- The Washington Times - Monday, June 3, 2002

NEW YORK (AP) Relatives of people killed in the World Trade Center on September 11 joined hands yesterday in an interfaith memorial ceremony at the site, marking the end of the effort to recover remains from the ruins.
Hundreds of family members hoisted pictures of their loved ones above their heads as the ceremony began with bagpipers playing "Amazing Grace." Then, a woman sang "God Bless America" amid the muffled sobs of relatives.
Among those at the site was William Healey, whose niece Renee Newell was a passenger on American Airlines Flight 11, the airliner that was flown into the World Trade Center's north tower.
"My niece is here forever," Mr. Healey said, speaking before the ceremony. "It doesn't seem like it's the last day to me."

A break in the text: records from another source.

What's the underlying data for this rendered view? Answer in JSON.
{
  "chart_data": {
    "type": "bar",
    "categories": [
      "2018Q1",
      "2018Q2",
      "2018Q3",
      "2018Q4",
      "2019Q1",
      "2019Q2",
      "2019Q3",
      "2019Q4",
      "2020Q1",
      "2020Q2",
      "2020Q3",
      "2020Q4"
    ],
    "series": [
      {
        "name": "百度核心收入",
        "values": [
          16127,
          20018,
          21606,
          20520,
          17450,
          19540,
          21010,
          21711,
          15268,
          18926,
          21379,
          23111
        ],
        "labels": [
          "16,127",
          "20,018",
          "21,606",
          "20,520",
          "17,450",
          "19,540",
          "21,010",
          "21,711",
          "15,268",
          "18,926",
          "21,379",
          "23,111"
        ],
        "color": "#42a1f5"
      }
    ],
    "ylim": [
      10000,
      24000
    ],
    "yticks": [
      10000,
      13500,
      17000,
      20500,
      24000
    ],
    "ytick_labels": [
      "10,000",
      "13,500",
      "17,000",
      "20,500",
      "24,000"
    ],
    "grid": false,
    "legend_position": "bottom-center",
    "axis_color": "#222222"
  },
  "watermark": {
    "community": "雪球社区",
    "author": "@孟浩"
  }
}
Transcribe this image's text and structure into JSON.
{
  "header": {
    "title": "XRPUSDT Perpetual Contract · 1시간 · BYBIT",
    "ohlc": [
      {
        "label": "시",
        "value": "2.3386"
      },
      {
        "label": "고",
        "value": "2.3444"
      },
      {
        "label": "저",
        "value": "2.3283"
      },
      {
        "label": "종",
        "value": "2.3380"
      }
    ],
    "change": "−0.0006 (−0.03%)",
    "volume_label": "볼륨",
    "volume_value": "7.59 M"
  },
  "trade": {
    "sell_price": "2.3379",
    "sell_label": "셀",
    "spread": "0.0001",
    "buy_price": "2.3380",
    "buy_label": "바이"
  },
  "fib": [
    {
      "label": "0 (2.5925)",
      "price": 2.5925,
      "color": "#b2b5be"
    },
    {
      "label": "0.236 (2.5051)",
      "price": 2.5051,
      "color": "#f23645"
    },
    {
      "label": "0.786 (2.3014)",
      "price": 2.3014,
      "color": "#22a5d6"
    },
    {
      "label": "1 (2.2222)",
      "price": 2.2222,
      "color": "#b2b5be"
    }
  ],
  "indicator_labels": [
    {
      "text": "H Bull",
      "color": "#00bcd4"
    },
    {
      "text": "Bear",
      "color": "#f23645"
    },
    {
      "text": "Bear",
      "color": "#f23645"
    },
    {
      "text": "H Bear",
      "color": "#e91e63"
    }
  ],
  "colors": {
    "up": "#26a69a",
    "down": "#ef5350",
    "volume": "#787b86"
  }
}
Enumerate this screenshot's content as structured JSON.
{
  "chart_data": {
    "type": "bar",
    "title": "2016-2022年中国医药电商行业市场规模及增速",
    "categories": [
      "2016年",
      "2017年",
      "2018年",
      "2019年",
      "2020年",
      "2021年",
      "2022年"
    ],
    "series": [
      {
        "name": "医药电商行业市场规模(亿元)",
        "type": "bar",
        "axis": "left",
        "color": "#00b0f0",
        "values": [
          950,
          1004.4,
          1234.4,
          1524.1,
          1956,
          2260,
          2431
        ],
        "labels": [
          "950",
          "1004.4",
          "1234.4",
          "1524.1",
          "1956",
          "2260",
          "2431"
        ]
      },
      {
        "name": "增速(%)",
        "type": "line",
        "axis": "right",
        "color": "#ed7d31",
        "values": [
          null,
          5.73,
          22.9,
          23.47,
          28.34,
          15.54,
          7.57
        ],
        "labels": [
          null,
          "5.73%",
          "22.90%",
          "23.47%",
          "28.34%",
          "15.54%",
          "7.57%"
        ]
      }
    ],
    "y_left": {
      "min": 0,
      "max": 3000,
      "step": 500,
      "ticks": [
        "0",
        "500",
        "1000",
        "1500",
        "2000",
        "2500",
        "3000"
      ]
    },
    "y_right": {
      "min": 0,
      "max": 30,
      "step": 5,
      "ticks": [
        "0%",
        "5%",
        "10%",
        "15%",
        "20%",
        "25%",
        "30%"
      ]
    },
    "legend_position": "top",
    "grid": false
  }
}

The ceremony included the lighting of four candles: one for peace and three to honor rescue workers, the families and the almost 3,000 people who died there.
"You will never be forgotten. Your memory will live on forever," said one woman, as a candle was lighted. Afterward, nine white doves were released, and they circled ground zero before soaring out of sight.
Jennifer Nilsen, 33, who lost her husband, Troy Nilsen, said the ceremony added a touch of dignity to the grim work at ground zero. The remains of her husband, who worked for Cantor Fitzgerald, a financial services firm, have not been identified.
"It's real important, you know, saying goodbye to my husband, which I never wanted to do," she said. "I'm glad this was done today."
About 1,100 victims have been identified and nearly 20,000 body parts were recovered during the excavation of the 16-acre site, which ended after more than eight months of round-the-clock work.
"Most of these families haven't even found the remains of their loved ones," said Dennis McKeon, director of the St. Clare's Church WTC Outreach program, which organized yesterday's ceremony. "Starting next week, this is going to be a construction site, so this is their last chance to say goodbye."
On Thursday, thousands of people attended a service organized by the city to mark the end of the cleanup at the site and to honor the rescue workers. An empty, flag-draped stretcher symbolizing the victims whose remains have not been recovered was carried out of the pit, followed by the trade center's last steel beam, draped in black cloth and a flag.
Some victims' relatives had criticized Mayor Michael R. Bloomberg for not holding the service on a weekend, when they said it would be easier for families to attend. Yesterday's ceremony was planned for family members who weren't able to be there Thursday.